Diagnostics (Basel). 2021 Aug 14;11(8):1472. doi: 10.3390/diagnostics11081472.


Background: Ultrasonography's usefulness in endometrial cancer (EC) diagnosis consists in its roles in staging and prediction of metastasis. Ultrasound-measured tumor-free distance from the tumor to the uterine serosa (uTFD) is a promising marker for these diagnostic and prognostic variables. The aim of the study was to determine the usefulness of this biomarker in locoregional staging, and thus in the prediction of lymph node metastasis (LNM).

Methods: We conducted a single-institutional, prospective study on 116 consecutive patients with EC who underwent 2D transvaginal ultrasound examination. The uTFD marker was compared with the depth of ultrasound-measured myometrial invasion (uMI). Univariable and multivariable logit models were evaluated to assess the predictive power of the uTFD and uMI in regard to LNM. The reference standard was a final histopathology result. Survival was assessed by the Kaplan-Meier method.

Results: LNM was found in 17% of the patients (20/116). In the univariable analysis, uMI and uTFD were significant predictors of LNM. The accuracy was 70.7%, and the NPV was 92.68% (OR 4.746, 95% CI 1.710-13.174) for uMI (p = 0.002), and they were 63.8% and 89.02% (OR 0.842, 95% CI 0.736-0.963), respectively, for uTFD (p = 0.01). The cutoff value for uTFD in the prediction of LNM was 5.2 mm. The association between absence of LNM and biomarker values of uMI < 1/2 and uTFD ≥ 5.2 mm was greater than that between the presence of metastases and uMI > 1/2 and uTFD values <5.2 mm. In the multivariable analysis, the accuracy of the uMI-uTFD model was 74%, and its NPV was 90.24% (p = non-significant). Neither uMI nor uTFD were surrogates for overall and recurrence-free survivals in endometrial cancer.

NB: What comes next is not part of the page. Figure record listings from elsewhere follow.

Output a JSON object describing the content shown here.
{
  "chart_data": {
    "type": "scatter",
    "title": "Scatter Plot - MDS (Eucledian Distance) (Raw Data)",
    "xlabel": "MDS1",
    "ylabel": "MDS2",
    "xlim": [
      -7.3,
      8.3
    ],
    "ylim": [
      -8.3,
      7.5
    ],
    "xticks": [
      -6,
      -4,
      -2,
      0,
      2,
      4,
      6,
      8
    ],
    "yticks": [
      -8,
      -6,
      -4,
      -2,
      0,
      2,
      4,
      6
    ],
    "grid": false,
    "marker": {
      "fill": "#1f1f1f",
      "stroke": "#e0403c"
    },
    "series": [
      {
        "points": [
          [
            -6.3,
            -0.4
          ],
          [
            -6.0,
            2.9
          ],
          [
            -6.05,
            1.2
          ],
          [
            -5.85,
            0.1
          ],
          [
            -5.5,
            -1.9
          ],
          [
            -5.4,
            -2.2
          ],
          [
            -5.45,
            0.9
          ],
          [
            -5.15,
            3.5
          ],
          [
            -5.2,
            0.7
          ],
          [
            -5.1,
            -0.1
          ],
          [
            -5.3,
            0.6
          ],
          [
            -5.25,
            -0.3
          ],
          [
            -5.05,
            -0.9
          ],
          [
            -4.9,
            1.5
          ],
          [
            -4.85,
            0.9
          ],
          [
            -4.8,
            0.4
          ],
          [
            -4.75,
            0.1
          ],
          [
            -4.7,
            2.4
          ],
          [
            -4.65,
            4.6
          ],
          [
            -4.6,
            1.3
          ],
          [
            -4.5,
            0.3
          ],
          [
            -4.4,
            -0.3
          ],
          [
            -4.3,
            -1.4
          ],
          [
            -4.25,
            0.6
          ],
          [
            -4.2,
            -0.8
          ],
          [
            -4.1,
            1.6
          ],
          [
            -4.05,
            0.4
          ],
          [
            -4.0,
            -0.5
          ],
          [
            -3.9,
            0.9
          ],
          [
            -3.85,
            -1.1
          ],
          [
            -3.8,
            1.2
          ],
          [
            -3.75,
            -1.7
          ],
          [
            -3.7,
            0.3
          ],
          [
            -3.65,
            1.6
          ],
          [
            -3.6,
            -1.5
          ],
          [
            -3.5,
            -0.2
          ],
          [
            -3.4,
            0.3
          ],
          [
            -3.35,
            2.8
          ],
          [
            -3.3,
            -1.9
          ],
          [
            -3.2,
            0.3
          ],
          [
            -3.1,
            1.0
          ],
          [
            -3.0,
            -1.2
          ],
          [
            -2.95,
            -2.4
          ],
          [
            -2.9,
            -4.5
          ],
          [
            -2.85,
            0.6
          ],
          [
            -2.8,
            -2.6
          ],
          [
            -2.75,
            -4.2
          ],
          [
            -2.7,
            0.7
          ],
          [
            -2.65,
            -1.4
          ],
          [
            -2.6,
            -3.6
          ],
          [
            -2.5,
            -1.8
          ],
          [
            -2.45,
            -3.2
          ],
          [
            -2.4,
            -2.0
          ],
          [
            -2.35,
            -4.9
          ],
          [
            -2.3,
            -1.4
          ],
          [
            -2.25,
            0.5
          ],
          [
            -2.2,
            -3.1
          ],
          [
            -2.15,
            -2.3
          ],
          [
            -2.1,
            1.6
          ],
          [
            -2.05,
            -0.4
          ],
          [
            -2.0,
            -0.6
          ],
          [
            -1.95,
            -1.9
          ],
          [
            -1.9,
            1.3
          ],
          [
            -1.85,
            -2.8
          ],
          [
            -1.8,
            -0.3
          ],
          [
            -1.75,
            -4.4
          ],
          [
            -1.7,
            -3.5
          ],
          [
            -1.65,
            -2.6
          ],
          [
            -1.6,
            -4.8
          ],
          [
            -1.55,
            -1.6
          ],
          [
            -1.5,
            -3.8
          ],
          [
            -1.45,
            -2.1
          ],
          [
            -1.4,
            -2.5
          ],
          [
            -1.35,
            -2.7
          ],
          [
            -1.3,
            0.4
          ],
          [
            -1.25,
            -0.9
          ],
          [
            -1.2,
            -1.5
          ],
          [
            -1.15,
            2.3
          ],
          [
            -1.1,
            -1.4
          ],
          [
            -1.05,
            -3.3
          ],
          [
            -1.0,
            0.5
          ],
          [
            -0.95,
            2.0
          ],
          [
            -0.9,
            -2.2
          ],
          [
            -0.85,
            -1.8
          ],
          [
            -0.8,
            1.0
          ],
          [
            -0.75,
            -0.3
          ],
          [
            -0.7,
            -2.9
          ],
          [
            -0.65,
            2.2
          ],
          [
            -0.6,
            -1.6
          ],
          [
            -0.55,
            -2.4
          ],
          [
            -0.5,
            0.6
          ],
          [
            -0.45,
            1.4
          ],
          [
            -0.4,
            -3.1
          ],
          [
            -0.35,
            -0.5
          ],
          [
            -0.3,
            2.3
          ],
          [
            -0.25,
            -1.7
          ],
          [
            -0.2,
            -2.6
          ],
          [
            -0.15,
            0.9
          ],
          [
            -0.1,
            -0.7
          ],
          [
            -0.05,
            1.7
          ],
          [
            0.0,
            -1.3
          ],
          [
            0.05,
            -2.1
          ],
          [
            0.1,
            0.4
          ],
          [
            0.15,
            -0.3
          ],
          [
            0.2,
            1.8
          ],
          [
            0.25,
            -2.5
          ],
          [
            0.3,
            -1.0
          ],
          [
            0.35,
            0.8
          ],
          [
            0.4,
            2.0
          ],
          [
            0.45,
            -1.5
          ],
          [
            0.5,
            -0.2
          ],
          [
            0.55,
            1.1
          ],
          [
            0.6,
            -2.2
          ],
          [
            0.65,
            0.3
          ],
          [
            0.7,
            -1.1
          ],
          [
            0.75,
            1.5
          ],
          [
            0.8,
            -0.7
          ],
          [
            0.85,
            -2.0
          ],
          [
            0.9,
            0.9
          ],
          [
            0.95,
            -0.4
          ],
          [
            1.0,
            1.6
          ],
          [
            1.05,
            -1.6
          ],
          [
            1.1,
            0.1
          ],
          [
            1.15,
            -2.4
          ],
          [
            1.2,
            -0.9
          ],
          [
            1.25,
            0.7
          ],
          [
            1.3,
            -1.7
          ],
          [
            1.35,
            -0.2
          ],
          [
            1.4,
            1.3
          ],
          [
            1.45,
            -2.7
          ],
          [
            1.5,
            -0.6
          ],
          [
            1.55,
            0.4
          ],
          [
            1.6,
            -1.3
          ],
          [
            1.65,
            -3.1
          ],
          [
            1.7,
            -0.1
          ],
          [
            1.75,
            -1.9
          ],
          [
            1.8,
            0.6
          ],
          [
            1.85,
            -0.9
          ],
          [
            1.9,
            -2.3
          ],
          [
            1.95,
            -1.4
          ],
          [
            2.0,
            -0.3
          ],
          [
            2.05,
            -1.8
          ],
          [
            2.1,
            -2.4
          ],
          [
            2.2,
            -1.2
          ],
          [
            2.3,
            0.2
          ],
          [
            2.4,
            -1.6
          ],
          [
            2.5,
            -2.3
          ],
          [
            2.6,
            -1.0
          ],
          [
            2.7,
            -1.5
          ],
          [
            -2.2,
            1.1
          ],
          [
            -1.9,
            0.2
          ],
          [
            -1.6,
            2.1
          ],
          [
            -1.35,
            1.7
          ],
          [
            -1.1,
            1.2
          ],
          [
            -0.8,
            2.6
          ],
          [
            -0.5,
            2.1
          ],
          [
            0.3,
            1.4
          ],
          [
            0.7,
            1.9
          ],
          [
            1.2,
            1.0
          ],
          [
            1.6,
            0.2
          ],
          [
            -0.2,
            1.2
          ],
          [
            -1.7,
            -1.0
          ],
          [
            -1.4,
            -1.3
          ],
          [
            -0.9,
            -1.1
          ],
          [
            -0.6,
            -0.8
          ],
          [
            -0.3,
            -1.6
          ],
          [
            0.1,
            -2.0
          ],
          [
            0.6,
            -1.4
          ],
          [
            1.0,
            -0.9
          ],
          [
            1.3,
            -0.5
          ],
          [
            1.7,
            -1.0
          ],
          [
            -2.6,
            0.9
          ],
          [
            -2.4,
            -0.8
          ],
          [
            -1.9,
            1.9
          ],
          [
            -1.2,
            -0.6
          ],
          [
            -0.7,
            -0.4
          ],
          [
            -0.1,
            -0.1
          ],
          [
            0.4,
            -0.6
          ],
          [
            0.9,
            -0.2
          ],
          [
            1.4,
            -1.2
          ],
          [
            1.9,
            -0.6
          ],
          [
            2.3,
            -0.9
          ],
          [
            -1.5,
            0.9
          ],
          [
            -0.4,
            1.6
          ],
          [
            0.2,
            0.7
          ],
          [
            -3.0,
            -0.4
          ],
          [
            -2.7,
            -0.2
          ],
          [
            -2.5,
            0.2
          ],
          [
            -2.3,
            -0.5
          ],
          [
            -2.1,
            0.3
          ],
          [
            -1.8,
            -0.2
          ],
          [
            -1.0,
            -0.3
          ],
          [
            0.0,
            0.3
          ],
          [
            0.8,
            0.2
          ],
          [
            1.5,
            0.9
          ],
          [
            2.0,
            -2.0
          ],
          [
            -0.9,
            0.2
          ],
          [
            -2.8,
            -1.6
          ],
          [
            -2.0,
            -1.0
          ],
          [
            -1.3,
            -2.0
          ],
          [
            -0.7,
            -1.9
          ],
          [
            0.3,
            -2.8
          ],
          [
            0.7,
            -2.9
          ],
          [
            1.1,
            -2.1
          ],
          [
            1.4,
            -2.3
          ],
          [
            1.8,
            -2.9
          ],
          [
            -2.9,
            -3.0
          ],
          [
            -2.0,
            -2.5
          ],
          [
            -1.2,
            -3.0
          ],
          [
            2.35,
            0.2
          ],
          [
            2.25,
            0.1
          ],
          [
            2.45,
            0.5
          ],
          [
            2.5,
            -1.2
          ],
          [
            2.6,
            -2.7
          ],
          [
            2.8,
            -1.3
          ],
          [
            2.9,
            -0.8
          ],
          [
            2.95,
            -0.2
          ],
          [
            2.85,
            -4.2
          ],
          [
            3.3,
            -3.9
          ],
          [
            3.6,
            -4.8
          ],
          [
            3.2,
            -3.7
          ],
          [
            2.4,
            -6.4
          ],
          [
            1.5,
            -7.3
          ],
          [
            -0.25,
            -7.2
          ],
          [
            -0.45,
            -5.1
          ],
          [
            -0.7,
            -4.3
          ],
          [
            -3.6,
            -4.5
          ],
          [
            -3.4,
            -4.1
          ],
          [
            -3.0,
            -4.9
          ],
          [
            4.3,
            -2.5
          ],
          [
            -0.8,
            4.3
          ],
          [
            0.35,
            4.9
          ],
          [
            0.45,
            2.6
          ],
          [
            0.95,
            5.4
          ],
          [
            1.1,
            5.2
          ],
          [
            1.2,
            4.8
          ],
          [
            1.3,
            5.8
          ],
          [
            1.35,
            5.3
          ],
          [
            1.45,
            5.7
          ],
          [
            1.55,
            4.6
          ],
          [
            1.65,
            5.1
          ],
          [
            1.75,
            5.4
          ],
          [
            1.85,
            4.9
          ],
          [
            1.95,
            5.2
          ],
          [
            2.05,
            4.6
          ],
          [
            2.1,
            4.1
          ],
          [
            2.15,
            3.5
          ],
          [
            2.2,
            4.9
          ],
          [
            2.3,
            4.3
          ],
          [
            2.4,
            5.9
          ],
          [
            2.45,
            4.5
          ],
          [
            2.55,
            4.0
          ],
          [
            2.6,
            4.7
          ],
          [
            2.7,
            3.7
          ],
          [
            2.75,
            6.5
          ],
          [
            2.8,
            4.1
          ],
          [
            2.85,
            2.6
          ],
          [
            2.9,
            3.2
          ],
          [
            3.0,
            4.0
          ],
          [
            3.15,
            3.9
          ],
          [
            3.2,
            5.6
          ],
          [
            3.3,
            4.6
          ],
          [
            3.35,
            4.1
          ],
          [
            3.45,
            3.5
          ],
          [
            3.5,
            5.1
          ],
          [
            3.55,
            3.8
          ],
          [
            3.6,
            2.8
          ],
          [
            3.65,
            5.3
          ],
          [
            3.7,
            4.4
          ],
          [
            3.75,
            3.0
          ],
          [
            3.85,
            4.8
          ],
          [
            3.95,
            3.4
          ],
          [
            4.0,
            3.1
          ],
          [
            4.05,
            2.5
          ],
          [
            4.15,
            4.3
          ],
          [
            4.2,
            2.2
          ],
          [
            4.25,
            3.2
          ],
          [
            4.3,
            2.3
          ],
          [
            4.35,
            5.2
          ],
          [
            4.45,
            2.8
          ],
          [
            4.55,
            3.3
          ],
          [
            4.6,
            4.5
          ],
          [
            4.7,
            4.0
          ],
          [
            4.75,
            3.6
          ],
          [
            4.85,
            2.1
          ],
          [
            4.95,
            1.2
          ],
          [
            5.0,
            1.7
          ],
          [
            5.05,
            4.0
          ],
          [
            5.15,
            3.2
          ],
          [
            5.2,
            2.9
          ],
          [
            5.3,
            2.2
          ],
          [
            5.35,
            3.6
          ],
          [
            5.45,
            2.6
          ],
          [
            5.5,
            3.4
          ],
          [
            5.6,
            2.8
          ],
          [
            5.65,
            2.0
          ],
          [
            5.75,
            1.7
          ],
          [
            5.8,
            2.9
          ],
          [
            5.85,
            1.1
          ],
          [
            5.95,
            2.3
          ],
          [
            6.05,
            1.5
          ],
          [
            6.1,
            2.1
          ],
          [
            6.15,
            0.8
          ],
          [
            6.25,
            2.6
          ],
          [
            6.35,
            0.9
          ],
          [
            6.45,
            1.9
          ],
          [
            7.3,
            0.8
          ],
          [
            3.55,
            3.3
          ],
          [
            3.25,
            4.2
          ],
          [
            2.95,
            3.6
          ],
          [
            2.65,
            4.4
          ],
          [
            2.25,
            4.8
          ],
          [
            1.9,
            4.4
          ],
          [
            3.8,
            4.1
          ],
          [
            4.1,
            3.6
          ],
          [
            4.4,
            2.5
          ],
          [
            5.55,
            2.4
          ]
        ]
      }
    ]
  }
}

Conclusions: Both uMI and uTFD, either alone or in combination, were valuable tools for gaining additional preoperative information on expected lymph node status. Negative lymph nodes status was better described by ultrasound biomarkers than a positive status. It was easier to use the uTFD rather than the uMI measurement as a biomarker of EC invasion, and the former still maintained a similar predictive value for lymph node metastases to the latter at diagnosis.

Keywords: endometrial cancer; lymph nodes metastasis; myometrial invasion; tumor-free distance; ultrasound.